Até agora, o presidente Vicente Fox se negou a intervir, dizendo que se tratava de um problema "local". Agora, uma inevitável intervenção pode gerar mais violência.

Miséria indígena
O protesto dos professores ganhou o apoio imediato em um Estado miserável. Oaxaca vive da agricultura e, mais recentemente, do turismo. Dos 32 estados mexicanos, é o segundo pior em praticamente todos os indicadores sociais, acima apenas de Chiapas.
Cerca de 20% dos 3,3 milhões de habitantes é indígena -80% dos indígenas vivem da agricultura de subsistência e 60% das casas do Estado são de piso batido ( em todo o México, o índice é de 15%).
"Há muita raiva e descontentamento em um Estado com problemas ancestrais", diz o produtor cultural Ignacio Toscano, que dirige uma ONG de formação musical em Oaxaca. "Nenhum governo fez nada pelos mais pobres daqui, principalmente para os indígenas."

Jóia colonial
A revolta tomou Oaxaca, que é uma das mais belas cidades turísticas do país. A 465 quilômetros da Cidade do México, foi declarada Patrimônio Cultural da Humanidade pela Unesco. Além das construções dos séculos 16, 17 e 18, um conjunto de pirâmides zapotecas fica no vizinho Monte Albán.
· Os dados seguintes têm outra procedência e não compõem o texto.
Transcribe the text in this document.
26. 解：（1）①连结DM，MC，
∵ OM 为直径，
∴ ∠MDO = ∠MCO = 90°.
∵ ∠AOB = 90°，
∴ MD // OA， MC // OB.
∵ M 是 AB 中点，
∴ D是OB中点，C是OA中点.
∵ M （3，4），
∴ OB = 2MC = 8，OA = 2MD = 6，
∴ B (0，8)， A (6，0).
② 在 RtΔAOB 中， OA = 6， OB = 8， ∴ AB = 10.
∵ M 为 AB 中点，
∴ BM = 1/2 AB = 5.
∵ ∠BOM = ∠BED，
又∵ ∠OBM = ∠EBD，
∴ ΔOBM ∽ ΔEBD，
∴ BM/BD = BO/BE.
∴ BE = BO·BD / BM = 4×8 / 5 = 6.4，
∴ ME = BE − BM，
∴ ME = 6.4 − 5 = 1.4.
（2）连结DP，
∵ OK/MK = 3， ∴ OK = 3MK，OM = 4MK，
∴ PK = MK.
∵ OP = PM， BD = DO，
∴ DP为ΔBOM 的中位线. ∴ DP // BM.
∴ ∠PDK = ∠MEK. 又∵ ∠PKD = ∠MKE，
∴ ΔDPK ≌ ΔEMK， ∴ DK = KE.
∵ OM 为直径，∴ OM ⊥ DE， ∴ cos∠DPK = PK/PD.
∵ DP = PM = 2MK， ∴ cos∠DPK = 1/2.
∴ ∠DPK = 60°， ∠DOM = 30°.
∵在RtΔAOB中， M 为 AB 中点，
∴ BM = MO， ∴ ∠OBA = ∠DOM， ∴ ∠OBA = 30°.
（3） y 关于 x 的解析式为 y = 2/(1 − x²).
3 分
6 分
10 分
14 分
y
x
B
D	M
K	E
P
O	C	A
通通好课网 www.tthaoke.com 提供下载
Nos últimos anos, um movimento liderado pelo artista plástico Francisco Toledo conseguiu restaurar todo o centro colonial, que ganhou diversos ateliês, hotéis cinco estrelas instalados em antigos conventos e dezenas de galerias de arte e artesanato. Um destino para boêmios e intelectuais que não passam por Cancún.
Agora, vários prédios coloniais estão pichados com dizeres como "Tourists, go home" e "Oaxaca é anticapitalista".